Hagerman's Corners is a dispersed rural community in Markham, Ontario, Canada. Located at 14th Avenue and Kennedy Road, the former farm lands have disappeared and given way to homes and commercial parks. It is geographically located between the communities of Milliken Mills and Unionville, within the city of Markham.

Hagerman's Corners was founded in 1803 by Nicholas Hagerman, who owned the property at the NW corner of the intersection. By 1878 the village had a hotel (Bee Hive Hotel) and tavern, a general store and post office (1873), and a wagon maker. In 1849, a Wesleyan Methodist church was built on a private Hagerman family burying ground; the wood-frame church was replaced by a brick building in 1874. While the church was torn down in the 1920s, the cemetery on the east side of Kennedy Road (on James Fairless' farm), north of 14th Avenue remains with former Presbyterian church demolished. A few historical homes still exist and have been revitalized in an attempt to beautify the area.

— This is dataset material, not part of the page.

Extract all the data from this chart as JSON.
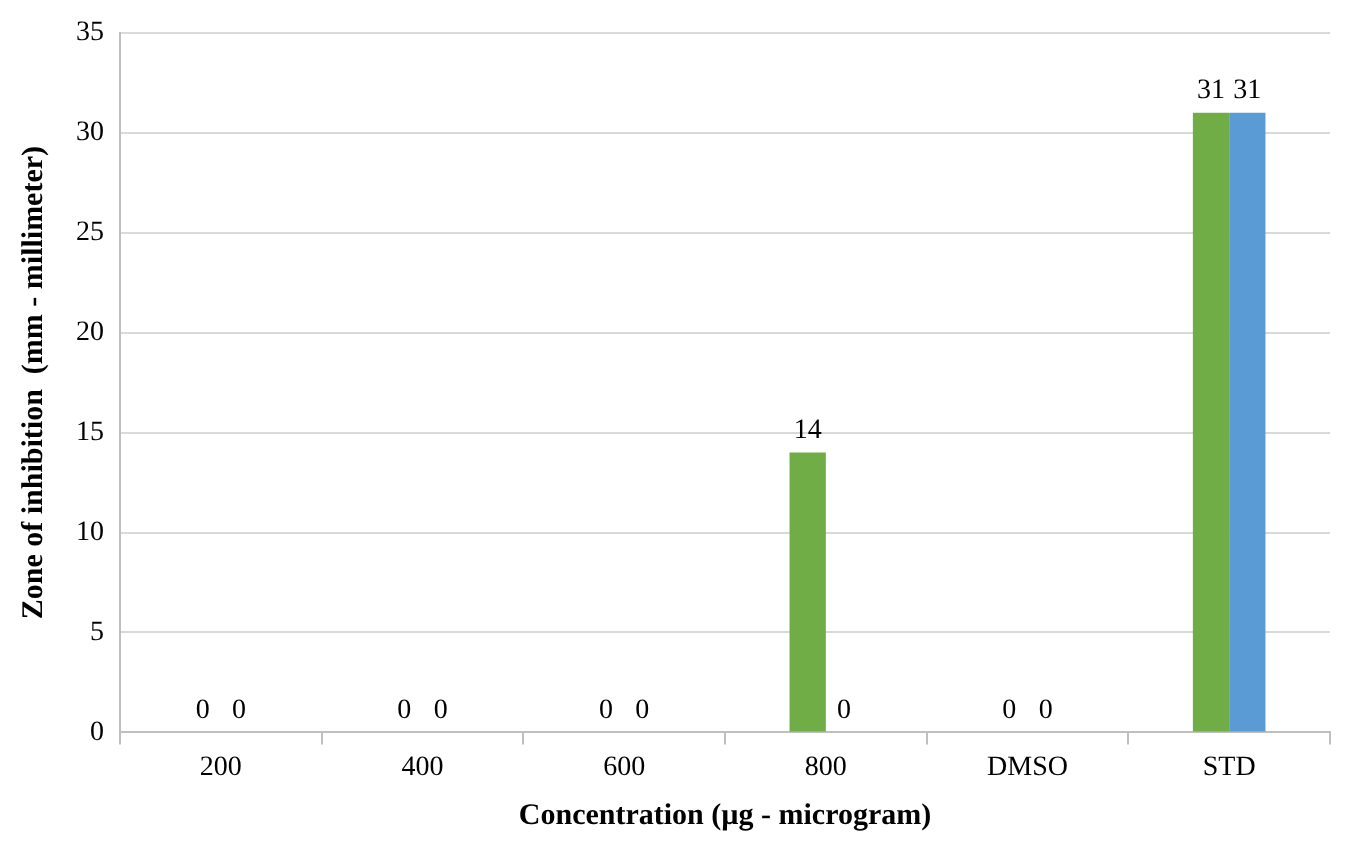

Today, the west side of Kennedy Road is home to a new public housing project for the city of Markham. Two small strip malls with mostly Chinese stores are located on the southwest corner of 14th Avenue and Kennedy Road. One of the shopping areas houses the First Choice Supermarket, a Chinese-based supermarket (formerly Big Land Farm) and Tim Hortons; the other is home to various Asian restaurants. Hagerman Mennonite Church has met in the village since 1932.

Transportation
 Highway 407 traverses along the northern edge of the community.
 14th Avenue, the main east–west thoroughfare
 Kennedy Road, traverses the eastern edge of the community.
 Warden Avenue, traverses the western edge of the community.
Birchmount Road, the main north–south thoroughfare.